Divisibility Rules for 1 to 10
Divisibility Rules for 1 to 10
Before we discuss some important divisibility rules we will make precise what it means for an integer $n$ to be divisible by another integer $m$.
Definition 1: Let $n$ and $m$ be integers. $n$ is said to be Divisible by $m$ if there exists an integer $k$ such that $n = km$. |
Equivalently, we can say that $n$ is divisible by $m$ if $m$ is a factor of $n$.

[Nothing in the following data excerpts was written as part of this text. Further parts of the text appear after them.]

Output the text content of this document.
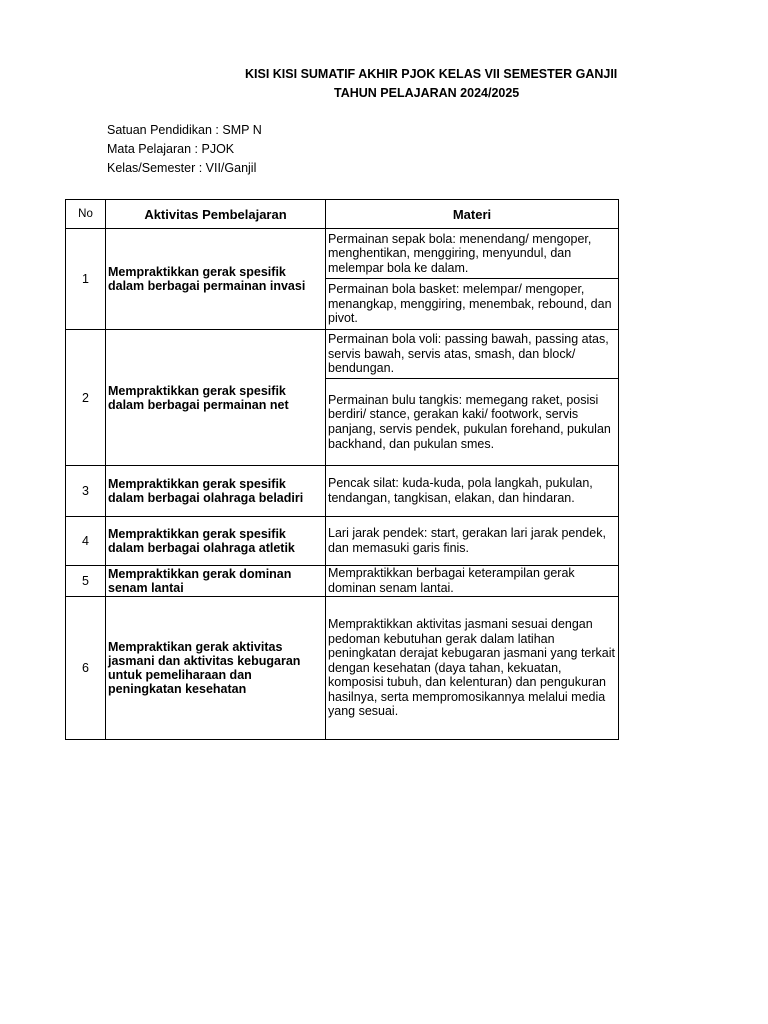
KISI KISI SUMATIF AKHIR PJOK KELAS VII SEMESTER GANJII
TAHUN PELAJARAN 2024/2025
Satuan Pendidikan : SMP N
Mata Pelajaran : PJOK
Kelas/Semester : VII/Ganjil
No	Aktivitas Pembelajaran	Materi
1	Mempraktikkan gerak spesifik dalam berbagai permainan invasi	Permainan sepak bola: menendang/ mengoper, menghentikan, menggiring, menyundul, dan melempar bola ke dalam.
		Permainan bola basket: melempar/ mengoper, menangkap, menggiring, menembak, rebound, dan pivot.
2	Mempraktikkan gerak spesifik dalam berbagai permainan net	Permainan bola voli: passing bawah, passing atas, servis bawah, servis atas, smash, dan block/ bendungan.
		Permainan bulu tangkis: memegang raket, posisi berdiri/ stance, gerakan kaki/ footwork, servis panjang, servis pendek, pukulan forehand, pukulan backhand, dan pukulan smes.
3	Mempraktikkan gerak spesifik dalam berbagai olahraga beladiri	Pencak silat: kuda-kuda, pola langkah, pukulan, tendangan, tangkisan, elakan, dan hindaran.
4	Mempraktikkan gerak spesifik dalam berbagai olahraga atletik	Lari jarak pendek: start, gerakan lari jarak pendek, dan memasuki garis finis.
5	Mempraktikkan gerak dominan senam lantai	Mempraktikkan berbagai keterampilan gerak dominan senam lantai.
6	Mempraktikan gerak aktivitas jasmani dan aktivitas kebugaran untuk pemeliharaan dan peningkatan kesehatan	Mempraktikkan aktivitas jasmani sesuai dengan pedoman kebutuhan gerak dalam latihan peningkatan derajat kebugaran jasmani yang terkait dengan kesehatan (daya tahan, kekuatan, komposisi tubuh, dan kelenturan) dan pengukuran hasilnya, serta mempromosikannya melalui media yang sesuai.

We now discuss the rules to determine whether an arbitrary integer $n$ is divisible by $1$, $2$, …, and $10$.
Divisibility by 1
Rule 1: Every integer $n$ is divisible by $1$. |
Divisibility by 2
Rule 2: An integer $n$ is divisible by $2$ if and only if $n$ is even, i.e., the last digit of $n$ is either $0$, $2$, $4$, $6$, or $8$. |
Divisibility by 3
Rule 3: An integer $n$ is divisible by $3$ if and only if the sum of the digits of $n$ is divisible by $3$. |
Divisibility by 4
Rule 4: An integer $n$ is divisible by $4$ if and only if the number formed by the last two digits of $n$ is divisible by $4$. |
Divisibility by 5
Rule 5: An integer $n$ is divisible by $5$ if and only if the last digit of $n$ is either $0$ or $5$. |
Divisibility by 6
Rule 6: An integer $n$ is divisible by $6$ if and only if it is divisible by both $2$ and $3$, i.e., $n$ is even and the sum of the digits of $n$ is divisible by $3$. |
Divisibility by 7
Rule 7: An integer $n$ is divisible by $7$ if and only if the number formed by removing the last digit of $n$ subtract the number formed by two multiplied by the last digit of $n$ is divisible by $7$. |
Divisibility by 8
Rule 8: An integer $n$ is divisible by $8$ if and only if $n$ is even, $\displaystyle{\frac{n}{2}}$ is even, and $\displaystyle{\frac{n}{4}}$ is even. |
Divisibility by 9
Rule 9: An integer $n$ is divisible by $9$ if and only if the sum of the digits of $n$ is divisible by $9$. |
Divisibility by 10
Rule 10: An integer $n$ is divisible by $10$ if and only if the last digit of $n$ is $0$. |